Era una stanza molto spaziosa e organizzata in maniera classica, a forma di L, con pensili di noce scuro lungo due delle pareti. Dalle portefinestre alla loro sinistra si intravedeva una veranda chiusa, con un divano e una poltrona di vimini circondati dai cadaveri bruni e raggrinziti di piante trascurate per troppo tempo. Al centro della cucina, l’aggiunta moderna di un’isola restava come sospesa davanti a un profondo lavandino da fattoria. La malta bianca tra le mattonelle bianche scheggiate aveva conosciuto giorni migliori, ma a parte quello la stanza era in buone condizioni. Quanto ai mobili, risalivano tutti a decenni passati: una stufa a gas a quattro fuochi in acciaio inossidabile e un frigorifero male assortito, bianco, in stile anni Cinquanta e con una grossa maniglia di metallo.
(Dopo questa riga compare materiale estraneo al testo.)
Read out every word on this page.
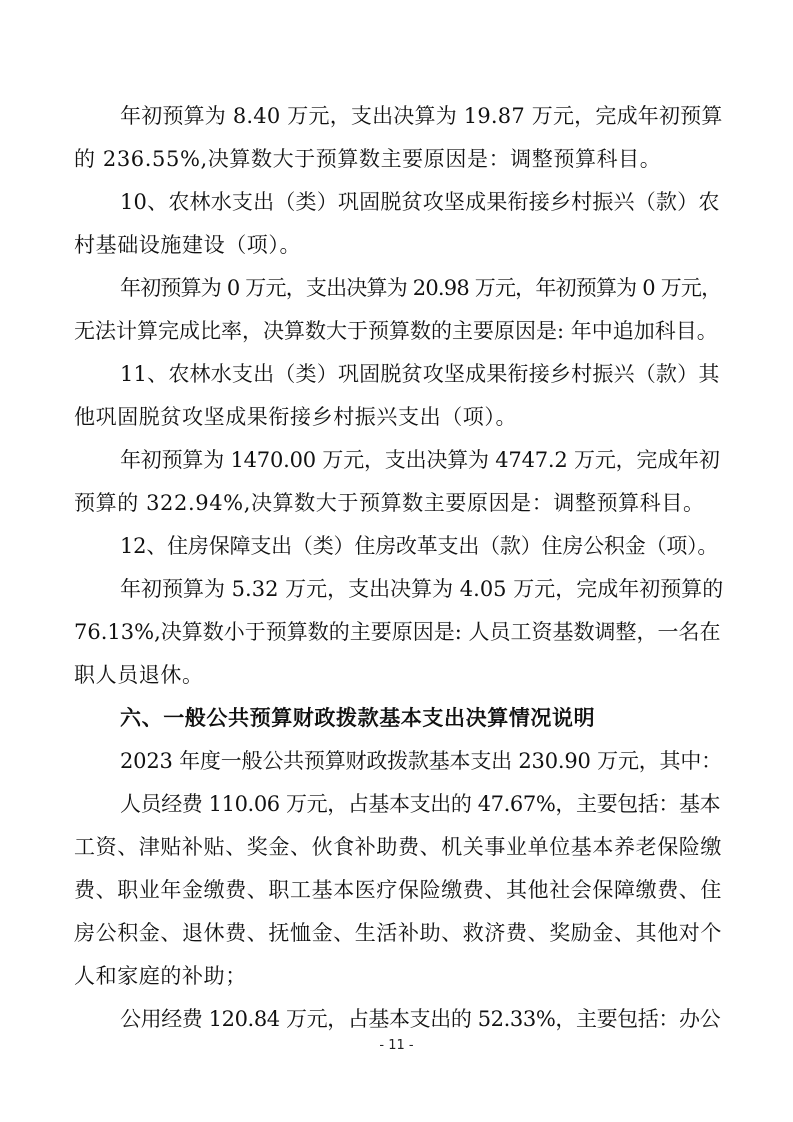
年初预算为 8.40 万元，支出决算为 19.87 万元，完成年初预算
的 236.55%,决算数大于预算数主要原因是：调整预算科目。
10、农林水支出（类）巩固脱贫攻坚成果衔接乡村振兴（款）农
村基础设施建设（项）。
年初预算为 0 万元，支出决算为 20.98 万元，年初预算为 0 万元，
无法计算完成比率，决算数大于预算数的主要原因是: 年中追加科目。
11、农林水支出（类）巩固脱贫攻坚成果衔接乡村振兴（款）其
他巩固脱贫攻坚成果衔接乡村振兴支出（项）。
年初预算为 1470.00 万元，支出决算为 4747.2 万元，完成年初
预算的 322.94%,决算数大于预算数主要原因是：调整预算科目。
12、住房保障支出（类）住房改革支出（款）住房公积金（项）。
年初预算为 5.32 万元，支出决算为 4.05 万元，完成年初预算的
76.13%,决算数小于预算数的主要原因是: 人员工资基数调整，一名在
职人员退休。
六、一般公共预算财政拨款基本支出决算情况说明
2023 年度一般公共预算财政拨款基本支出 230.90 万元，其中：
人员经费 110.06 万元，占基本支出的 47.67%，主要包括：基本
工资、津贴补贴、奖金、伙食补助费、机关事业单位基本养老保险缴
费、职业年金缴费、职工基本医疗保险缴费、其他社会保障缴费、住
房公积金、退休费、抚恤金、生活补助、救济费、奖励金、其他对个
人和家庭的补助；
公用经费 120.84 万元，占基本支出的 52.33%，主要包括：办公
- 11 -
Come l’atrio e la biblioteca, anche la cucina era immersa nella calda luce del pomeriggio.
Moore si fermò accanto a Sam. Portava ancora gli occhiali da sole. «È un po’ strano, vero?» domandò.
Sam scosse la testa, confuso. «Che cosa?»
«Quanto è bella questa casa. Eppure quanto avrà, centocinquanta anni?»
Aveva ragione. Fatta eccezione per la polvere, le piastrelle scheggiate e l’odore stantio delle stanze rimaste chiuse troppo a lungo, la casa era immacolata.
La pressione che Sam aveva sentito la prima volta che erano entrati tornò, premendogli contro i timpani. Immaginò di affondare in un oceano sempre più scuro. Sopra c’era la luce. Sotto, le profondità impenetrabili di un abisso infinito.
Si guardò intorno nella cucina.
Sentì le grida di suo fratello. Sentì quelle di sua madre.
La cucina è il cuore della casa, pensò Sam. È il luogo dove ci si riunisce, si fa conversazione, il luogo dell’amore.
Dovrebbe essere, si corresse.
Quella casa però non era un luogo d’amore. Era un luogo di morte. Le speranze di Goodman, i suoi sogni, il suo amore gli erano stati brutalmente strappati.
Wainwright aprì lo sportello del frigo, da dove uscì un alito di aria gelida. «Anche se resteremo qui solo una notte, ci siamo assicurati che il frigo fosse ben rifornito» disse al gruppo. «Acqua, bibite, vino, birra. Affettati. Verdure. Frutta.»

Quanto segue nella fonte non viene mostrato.